Every `assert_no_regression` / `check_case` / `run_suite` call accepts:

| Argument | Default | Meaning |
|----------|---------|---------|
| `n` | `10` | samples per run (boolean metrics usually want more) |
| `alpha` | `0.05` | significance threshold |
| `min_effect` | `0.03` numeric / `0.10` boolean | minimum effect size to count |
| `min_valid` | `2` | fewer valid samples than this → `inconclusive` |
| `model` | `None` | model id recorded with the baseline |

## Baselines

A baseline is a JSON file committed to your repo. Each entry is keyed by
`case_id::metric_name` and stores the recorded scores and the model.

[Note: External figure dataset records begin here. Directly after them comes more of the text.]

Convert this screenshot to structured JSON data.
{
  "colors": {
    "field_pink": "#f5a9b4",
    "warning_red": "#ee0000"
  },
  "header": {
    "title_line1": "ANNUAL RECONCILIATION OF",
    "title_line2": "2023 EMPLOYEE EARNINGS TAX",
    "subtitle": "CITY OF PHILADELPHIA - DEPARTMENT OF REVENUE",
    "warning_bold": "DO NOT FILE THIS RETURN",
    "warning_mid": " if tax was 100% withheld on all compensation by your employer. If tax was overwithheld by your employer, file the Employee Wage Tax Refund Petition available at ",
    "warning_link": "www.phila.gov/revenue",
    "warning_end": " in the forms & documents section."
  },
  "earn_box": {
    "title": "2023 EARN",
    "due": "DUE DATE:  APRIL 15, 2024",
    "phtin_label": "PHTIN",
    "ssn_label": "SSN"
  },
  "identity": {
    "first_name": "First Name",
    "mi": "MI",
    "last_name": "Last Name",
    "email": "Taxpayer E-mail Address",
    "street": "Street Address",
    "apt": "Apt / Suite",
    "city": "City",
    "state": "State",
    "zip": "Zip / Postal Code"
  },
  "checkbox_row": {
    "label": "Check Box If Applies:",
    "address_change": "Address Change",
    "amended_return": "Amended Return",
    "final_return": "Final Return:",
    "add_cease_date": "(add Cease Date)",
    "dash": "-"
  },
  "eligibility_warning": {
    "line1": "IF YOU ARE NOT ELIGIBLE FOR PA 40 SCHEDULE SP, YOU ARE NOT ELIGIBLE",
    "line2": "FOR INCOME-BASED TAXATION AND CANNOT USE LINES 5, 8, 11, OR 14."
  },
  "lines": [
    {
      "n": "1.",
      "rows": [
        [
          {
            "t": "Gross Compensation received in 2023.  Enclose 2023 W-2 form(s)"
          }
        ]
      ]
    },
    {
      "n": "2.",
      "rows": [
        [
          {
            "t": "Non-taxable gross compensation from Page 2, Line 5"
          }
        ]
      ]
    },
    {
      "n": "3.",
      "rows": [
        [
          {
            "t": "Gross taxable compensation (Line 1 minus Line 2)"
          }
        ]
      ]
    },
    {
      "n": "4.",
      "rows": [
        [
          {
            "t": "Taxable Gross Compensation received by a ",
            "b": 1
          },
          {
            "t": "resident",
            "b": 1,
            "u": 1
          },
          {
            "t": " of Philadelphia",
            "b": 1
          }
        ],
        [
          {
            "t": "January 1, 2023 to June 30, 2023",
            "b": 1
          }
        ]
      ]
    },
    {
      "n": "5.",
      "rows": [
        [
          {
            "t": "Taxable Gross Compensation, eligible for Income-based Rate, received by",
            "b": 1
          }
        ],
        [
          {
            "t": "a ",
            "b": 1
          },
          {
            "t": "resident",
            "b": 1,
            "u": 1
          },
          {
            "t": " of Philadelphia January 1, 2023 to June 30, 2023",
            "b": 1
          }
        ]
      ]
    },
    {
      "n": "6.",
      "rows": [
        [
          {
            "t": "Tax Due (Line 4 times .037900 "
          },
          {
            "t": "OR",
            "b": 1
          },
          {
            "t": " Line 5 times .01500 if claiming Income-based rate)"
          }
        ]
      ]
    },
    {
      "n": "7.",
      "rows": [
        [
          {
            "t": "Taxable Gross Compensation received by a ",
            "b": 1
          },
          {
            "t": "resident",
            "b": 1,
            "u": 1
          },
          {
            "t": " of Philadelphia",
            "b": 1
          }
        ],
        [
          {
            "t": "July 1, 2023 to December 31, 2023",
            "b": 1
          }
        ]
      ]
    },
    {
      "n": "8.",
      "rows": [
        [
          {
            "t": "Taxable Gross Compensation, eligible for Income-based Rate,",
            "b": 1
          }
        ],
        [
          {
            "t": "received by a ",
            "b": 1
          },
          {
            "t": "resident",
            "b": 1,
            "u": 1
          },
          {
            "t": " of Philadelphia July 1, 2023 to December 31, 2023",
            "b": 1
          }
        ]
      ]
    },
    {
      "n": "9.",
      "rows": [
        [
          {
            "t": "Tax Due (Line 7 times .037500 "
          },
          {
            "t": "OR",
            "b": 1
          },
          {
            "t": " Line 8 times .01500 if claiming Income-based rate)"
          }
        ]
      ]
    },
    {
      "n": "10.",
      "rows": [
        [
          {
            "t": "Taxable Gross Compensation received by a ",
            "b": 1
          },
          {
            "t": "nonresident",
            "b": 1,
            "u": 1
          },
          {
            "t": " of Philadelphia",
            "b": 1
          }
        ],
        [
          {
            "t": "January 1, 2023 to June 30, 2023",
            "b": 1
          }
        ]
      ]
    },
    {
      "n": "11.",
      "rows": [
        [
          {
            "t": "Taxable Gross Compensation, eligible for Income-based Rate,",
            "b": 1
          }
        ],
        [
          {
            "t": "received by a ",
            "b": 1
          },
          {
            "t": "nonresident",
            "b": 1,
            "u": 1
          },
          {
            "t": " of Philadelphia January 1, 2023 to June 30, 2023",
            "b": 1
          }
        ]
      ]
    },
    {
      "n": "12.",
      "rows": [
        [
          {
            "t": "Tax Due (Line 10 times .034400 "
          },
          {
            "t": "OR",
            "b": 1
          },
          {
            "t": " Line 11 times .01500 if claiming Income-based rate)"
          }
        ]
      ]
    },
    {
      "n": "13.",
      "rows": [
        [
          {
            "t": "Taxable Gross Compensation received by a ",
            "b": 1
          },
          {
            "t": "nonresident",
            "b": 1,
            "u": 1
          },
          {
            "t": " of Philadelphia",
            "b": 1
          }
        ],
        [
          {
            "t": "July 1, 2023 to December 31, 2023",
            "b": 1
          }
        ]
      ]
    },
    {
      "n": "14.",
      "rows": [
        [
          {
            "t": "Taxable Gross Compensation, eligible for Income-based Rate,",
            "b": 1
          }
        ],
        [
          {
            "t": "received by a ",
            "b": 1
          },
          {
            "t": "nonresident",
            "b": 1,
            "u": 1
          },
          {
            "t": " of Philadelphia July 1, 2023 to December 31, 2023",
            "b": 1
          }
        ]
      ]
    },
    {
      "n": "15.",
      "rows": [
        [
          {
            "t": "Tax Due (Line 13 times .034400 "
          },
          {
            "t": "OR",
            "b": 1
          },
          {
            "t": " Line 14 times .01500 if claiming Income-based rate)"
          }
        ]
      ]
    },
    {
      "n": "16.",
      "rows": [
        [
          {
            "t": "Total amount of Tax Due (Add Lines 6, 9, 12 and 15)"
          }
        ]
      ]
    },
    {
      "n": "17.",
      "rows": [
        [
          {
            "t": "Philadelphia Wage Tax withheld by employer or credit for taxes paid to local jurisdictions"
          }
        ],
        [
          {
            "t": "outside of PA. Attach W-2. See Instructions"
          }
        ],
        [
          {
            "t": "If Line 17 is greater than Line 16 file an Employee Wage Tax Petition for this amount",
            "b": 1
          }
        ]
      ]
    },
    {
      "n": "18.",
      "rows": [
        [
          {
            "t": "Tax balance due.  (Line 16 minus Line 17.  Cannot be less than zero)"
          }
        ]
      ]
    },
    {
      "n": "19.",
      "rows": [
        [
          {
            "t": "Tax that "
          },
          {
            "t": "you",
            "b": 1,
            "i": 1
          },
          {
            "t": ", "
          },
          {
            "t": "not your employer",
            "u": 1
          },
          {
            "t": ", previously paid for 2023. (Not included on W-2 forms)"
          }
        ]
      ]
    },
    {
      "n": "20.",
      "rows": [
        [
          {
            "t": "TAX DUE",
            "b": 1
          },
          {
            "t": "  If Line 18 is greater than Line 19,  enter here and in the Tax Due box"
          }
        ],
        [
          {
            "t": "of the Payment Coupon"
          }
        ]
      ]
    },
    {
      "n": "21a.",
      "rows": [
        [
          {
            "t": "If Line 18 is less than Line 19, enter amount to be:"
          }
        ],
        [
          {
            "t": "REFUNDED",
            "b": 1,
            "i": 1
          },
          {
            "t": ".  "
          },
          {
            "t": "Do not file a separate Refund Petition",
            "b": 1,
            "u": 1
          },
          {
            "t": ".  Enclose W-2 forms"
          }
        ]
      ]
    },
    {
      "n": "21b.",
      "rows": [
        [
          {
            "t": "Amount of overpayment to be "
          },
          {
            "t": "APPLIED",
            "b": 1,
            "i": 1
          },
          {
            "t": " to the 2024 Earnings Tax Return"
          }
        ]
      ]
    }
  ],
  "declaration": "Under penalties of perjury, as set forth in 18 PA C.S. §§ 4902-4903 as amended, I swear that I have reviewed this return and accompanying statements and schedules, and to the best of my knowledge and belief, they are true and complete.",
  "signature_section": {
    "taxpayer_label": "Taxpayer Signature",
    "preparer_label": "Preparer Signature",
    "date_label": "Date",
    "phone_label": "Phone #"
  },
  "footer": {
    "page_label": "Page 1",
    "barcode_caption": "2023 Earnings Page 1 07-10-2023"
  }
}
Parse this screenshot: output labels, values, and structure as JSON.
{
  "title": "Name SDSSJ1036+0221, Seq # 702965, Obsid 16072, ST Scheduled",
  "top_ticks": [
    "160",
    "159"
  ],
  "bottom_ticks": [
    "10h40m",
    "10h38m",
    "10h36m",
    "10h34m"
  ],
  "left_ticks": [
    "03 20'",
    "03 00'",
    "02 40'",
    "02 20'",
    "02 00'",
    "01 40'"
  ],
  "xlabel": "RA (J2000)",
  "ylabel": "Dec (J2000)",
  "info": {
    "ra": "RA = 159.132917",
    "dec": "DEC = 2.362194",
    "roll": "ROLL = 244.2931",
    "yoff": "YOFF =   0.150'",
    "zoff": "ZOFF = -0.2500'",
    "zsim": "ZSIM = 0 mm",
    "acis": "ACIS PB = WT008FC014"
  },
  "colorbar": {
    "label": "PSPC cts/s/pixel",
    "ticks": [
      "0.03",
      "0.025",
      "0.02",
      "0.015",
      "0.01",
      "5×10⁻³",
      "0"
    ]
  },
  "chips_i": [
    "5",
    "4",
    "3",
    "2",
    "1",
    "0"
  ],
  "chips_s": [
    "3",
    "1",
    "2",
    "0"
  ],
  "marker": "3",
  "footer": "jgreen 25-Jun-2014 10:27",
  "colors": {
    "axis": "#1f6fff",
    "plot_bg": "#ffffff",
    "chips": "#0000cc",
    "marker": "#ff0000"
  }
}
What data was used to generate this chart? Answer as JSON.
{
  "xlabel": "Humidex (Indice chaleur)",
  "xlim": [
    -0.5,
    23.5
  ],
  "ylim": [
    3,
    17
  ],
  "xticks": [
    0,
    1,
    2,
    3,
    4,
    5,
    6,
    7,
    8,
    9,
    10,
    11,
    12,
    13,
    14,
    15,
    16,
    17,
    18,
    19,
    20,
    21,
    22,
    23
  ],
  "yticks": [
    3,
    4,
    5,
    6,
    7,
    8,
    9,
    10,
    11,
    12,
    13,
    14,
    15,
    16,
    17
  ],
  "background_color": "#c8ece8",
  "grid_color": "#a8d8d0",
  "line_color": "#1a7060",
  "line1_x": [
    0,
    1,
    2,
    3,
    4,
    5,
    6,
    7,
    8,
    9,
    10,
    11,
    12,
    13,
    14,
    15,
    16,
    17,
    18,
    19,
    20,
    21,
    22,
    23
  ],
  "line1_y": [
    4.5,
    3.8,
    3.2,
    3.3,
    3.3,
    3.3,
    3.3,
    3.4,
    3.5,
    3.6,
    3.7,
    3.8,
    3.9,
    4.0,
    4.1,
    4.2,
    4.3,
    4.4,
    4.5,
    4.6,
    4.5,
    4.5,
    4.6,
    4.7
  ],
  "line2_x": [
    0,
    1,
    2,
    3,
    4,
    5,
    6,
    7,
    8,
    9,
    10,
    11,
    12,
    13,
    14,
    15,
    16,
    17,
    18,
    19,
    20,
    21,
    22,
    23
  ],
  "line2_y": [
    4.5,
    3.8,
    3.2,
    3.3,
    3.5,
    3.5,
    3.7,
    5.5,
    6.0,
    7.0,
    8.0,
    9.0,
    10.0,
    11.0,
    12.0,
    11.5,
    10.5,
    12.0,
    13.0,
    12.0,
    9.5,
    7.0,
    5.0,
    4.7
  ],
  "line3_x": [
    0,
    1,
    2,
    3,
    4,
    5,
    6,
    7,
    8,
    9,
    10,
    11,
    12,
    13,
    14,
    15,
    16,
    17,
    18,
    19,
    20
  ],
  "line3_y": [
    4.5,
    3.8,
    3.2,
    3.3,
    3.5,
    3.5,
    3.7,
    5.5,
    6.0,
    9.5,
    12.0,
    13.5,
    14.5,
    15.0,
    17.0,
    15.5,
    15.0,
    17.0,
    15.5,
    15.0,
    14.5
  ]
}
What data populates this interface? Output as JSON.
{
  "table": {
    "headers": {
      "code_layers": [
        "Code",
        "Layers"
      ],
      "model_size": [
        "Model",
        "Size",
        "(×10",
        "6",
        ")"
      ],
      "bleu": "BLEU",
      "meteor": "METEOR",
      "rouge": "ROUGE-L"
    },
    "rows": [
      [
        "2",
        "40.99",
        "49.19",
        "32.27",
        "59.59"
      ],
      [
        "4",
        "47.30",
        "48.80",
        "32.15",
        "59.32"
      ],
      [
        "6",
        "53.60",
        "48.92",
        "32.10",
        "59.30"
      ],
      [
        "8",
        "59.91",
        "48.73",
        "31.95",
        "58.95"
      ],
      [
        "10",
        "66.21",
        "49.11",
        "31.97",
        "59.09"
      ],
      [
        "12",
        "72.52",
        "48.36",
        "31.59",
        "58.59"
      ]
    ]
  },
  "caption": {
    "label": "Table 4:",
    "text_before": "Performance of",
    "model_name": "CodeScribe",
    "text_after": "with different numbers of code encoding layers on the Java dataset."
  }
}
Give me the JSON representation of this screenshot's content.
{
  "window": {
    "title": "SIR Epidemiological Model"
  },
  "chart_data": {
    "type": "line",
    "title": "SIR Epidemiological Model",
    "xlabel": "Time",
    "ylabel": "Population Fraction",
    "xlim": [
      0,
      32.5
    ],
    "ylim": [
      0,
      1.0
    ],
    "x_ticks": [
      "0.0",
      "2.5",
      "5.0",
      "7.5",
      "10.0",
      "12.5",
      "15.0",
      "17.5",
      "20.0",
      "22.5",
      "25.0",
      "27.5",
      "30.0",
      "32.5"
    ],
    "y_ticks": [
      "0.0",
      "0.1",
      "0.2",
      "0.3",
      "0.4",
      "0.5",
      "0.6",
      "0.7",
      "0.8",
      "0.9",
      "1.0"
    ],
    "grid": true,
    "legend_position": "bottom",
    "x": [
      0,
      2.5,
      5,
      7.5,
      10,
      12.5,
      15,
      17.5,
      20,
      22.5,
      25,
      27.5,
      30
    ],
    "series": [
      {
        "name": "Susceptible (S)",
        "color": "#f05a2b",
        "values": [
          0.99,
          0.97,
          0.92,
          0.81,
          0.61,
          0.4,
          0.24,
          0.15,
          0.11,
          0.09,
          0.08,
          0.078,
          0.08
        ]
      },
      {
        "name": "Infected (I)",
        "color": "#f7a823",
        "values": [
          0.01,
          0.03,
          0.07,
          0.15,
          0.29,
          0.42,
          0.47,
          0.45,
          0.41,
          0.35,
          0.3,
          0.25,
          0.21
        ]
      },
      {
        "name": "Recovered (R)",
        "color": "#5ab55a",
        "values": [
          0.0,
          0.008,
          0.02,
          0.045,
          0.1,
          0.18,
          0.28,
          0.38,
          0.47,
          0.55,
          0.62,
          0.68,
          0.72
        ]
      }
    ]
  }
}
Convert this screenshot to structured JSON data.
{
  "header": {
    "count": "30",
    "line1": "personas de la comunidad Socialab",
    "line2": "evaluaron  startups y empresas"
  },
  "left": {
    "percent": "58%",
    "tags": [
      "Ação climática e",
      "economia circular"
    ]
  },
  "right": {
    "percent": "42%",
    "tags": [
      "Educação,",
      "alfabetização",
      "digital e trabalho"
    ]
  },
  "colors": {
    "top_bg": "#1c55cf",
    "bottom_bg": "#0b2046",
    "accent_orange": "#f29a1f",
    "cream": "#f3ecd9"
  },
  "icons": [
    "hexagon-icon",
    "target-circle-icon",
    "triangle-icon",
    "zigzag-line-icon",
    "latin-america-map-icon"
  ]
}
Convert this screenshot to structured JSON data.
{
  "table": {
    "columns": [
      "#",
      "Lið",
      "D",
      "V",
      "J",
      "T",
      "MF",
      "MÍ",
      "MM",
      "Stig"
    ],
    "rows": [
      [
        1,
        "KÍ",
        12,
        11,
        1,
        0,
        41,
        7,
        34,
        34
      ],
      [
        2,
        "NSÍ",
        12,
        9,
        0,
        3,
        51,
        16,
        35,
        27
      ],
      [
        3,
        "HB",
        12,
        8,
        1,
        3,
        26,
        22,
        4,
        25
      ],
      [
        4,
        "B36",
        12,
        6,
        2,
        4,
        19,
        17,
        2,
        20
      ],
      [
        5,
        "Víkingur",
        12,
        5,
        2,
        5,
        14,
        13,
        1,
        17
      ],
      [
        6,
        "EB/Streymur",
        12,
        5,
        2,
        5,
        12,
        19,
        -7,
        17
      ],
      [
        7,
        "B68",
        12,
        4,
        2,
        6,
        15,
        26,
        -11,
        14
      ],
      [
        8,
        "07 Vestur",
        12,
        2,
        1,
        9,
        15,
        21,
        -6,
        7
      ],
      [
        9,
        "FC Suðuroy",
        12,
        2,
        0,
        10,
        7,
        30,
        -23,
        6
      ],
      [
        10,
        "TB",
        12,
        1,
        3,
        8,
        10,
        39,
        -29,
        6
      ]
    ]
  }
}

- **Cold start** — the first run records the baseline and passes.
- **Updating** — to accept a new baseline on purpose, delete the case's entry and
  re-run, or edit the JSON. The change is a reviewable diff in the same PR.
- **Inspecting** — use the CLI (below).

## Using it in CI

Because cases are plain pytest tests, your existing `pytest` step gates them:

```yaml
- run: pip install -e ".[dev]"
- run: pytest
```

A failed case fails the build. Baselines live in the repo, so CI needs no secrets
and nothing leaves your infrastructure.

## CLI

```sh
signaltest version
signaltest baselines baselines/agent.json   # list recorded cases
signaltest show baselines/agent.json math::exact_match
```

## Development

```sh
git clone https://github.com/Falcon305/signaltest
cd signaltest
python -m venv .venv && . .venv/bin/activate
pip install -e ".[dev]"
pytest
ruff check src tests examples
```

With uv the setup is a single command (it creates the environment for you):

```sh
uv sync --extra dev
uv run pytest
```

Try the offline examples (cached responses, no API key):

```sh
python examples/demo.py        # smallest possible case
python examples/tool_agent.py  # tool-using agent: trajectory + answer checks
```

See [docs/architecture.md](docs/architecture.md) for how the pieces fit together
and how to add your own metric.

## FAQ

**Does it call my LLM?** Only through the `run` function you provide. signaltest
never talks to a provider itself.

**How many samples do I need?** `n=10` is a sane default for numeric metrics.
Boolean metrics resolve in coarser steps, so they need more — bump `n` and watch
for `inconclusive`, which means the test can't yet detect a change of the size you
care about.

**Why did a case come back `inconclusive`?** Too few valid samples to be
trustworthy. Increase `n`, or fix whatever made runs error out.

**Does my data leave my machine?** No. Baselines are local JSON; there is no
service.

## Contributing

Issues and pull requests are welcome. Keep changes small and focused, and add a
test for anything you change. See `CONTRIBUTING.md`.